Finestre chiuse.
by Giuseppe
Intollerabile. Vergognoso. Uno schifo assoluto.
Ieri sera è ricominciata la vergogna. L’aria ha ripreso a puzzare, in modo pestilenziale.
Questa è la assurda situazione di Montoro Superiore, provincia di Avellino, che ha la colpa di essere attraversato dal torrente Solofrana e di essere a valle di Solofra e del relativo polo industriale conciario.
Non da oggi. Da anni. Anni di puzza insopportabile, anni di un fiume le cui acque sono un giorno rosse, un altro giorno bianche, un altro giorno marroni. Anni di immobilismo.
Anni – anche – di supina accettazione di tutto.
Non sarebbe ora di dire basta e di far sentire la propria voce?
Mi fa piacere che parli di questa incresciosa e maledetta situazione, il punto e questo: sono più di 20 anni che siamo messi così, e ho un piccolo sospetto che tra 20 anni ci ritroveremo ancora così, mi sbaglio? Morale della favola, non c’è nulla da fare. ABITIAMO IN NORD AFRICA punto e basta.
Concordo su tutto: soprattutto sulla supina accettazione con la quale abbiamo accettato questa situazione. Forse è tempo di fare qualcosa.
@ Nenè: pensare che non ci sia niente da fare è il miglior modo affinchè NULLA cambi.
@ Francesco: io toglierei il forse….
Bentornati a tutti.
Credo che i media possano arrivare dove lo Stato e la Magistratura non è mai voluta arrivare (vedi Wanna Marchi, ecc.).

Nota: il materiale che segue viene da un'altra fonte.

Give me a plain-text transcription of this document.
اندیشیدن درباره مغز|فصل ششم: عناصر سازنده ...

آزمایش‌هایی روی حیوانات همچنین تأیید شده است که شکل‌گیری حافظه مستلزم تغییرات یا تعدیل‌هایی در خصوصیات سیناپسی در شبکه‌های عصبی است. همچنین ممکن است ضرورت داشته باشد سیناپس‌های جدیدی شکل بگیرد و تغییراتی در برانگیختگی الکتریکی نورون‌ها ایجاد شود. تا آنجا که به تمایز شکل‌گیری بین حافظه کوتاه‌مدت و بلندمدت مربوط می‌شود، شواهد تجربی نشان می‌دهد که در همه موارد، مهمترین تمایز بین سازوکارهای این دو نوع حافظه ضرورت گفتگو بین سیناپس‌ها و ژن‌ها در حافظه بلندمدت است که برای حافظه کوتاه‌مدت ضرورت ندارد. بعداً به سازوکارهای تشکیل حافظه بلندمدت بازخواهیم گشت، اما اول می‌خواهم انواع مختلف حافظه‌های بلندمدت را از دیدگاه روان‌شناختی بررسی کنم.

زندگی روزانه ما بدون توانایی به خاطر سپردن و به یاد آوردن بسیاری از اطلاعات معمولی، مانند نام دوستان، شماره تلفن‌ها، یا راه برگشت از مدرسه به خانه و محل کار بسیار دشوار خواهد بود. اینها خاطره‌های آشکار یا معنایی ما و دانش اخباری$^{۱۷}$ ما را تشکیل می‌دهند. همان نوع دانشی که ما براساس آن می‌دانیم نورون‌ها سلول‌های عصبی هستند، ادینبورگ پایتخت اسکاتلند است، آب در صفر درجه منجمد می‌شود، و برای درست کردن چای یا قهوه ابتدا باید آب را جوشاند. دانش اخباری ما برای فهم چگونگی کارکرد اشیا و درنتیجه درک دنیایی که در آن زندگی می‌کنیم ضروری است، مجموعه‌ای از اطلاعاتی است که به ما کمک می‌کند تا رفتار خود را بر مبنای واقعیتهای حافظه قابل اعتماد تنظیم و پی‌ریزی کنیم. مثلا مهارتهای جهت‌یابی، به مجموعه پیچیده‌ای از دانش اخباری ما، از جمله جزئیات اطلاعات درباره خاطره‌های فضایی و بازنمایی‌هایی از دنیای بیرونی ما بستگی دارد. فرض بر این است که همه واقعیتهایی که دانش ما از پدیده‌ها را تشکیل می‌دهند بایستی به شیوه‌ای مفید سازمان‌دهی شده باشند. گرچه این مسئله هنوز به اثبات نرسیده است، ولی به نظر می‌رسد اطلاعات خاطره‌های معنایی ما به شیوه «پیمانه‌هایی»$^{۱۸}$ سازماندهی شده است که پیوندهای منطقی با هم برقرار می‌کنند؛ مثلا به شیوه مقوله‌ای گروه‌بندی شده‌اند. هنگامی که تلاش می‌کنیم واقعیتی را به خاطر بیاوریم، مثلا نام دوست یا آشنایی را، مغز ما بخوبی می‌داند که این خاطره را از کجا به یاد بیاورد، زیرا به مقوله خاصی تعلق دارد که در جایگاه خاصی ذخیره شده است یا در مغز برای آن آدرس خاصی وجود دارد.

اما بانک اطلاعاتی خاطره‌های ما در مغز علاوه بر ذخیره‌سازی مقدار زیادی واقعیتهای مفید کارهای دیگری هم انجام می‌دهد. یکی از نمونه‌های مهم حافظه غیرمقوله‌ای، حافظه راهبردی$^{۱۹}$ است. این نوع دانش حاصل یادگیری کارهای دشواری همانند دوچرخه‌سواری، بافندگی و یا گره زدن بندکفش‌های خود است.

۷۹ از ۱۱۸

Ora è necessario farlo con tale strumento, ma deve avere una risonanza nazionale, altrimente sarà tutto vano.
@ Angelo: non sono completamente d’accordo con te. Se ci fosse stato, negli anni, un vero interessamento della POPOLAZIONE, probabilmente non saremmo costretti a pensare di dover chiamare Striscia la Notizia.
Per quanto riguarda la Magistratura, discorso identico: se fosse arrivato un esposto alla Procura della Repubblica, con diecimila firme, credo che qualcosa – NEGLI ANNI – poteva esser fatto.
Ma il punto è questo: riusciremmo (condizionale, non futuro) a raccogliere diecimila firme, fra coloro che si lamentano e che soffrono per questa puzza schifosa? Io onestamente credo di no, perchè troppe persone temono che firmare un esposto equivalga a firmare il proprio licenziamento da qualche conceria.
non sono d’accordo con te giuseppe la salute dei cittadini va tutelata da organi di competenza. forse non sai che la corcosol ex bruciatore conciario è stato destinato (momentaneamente) per la raccolta dell’immondizia (umido) di circa 40 città della provincia di avellino. come vedi non si tratta solo di acque reflue .
@ Salvatore: io ho SEMPRE pensato che la salute pubblica debba essere tutelata dagli organismi pubblici, in maniera automatica, trasparente ed efficace. Dico solo che non ci si può sempre aspettare l’intervento dall’alto e rimanere fermi e silenziosi se questo intervento non arriva.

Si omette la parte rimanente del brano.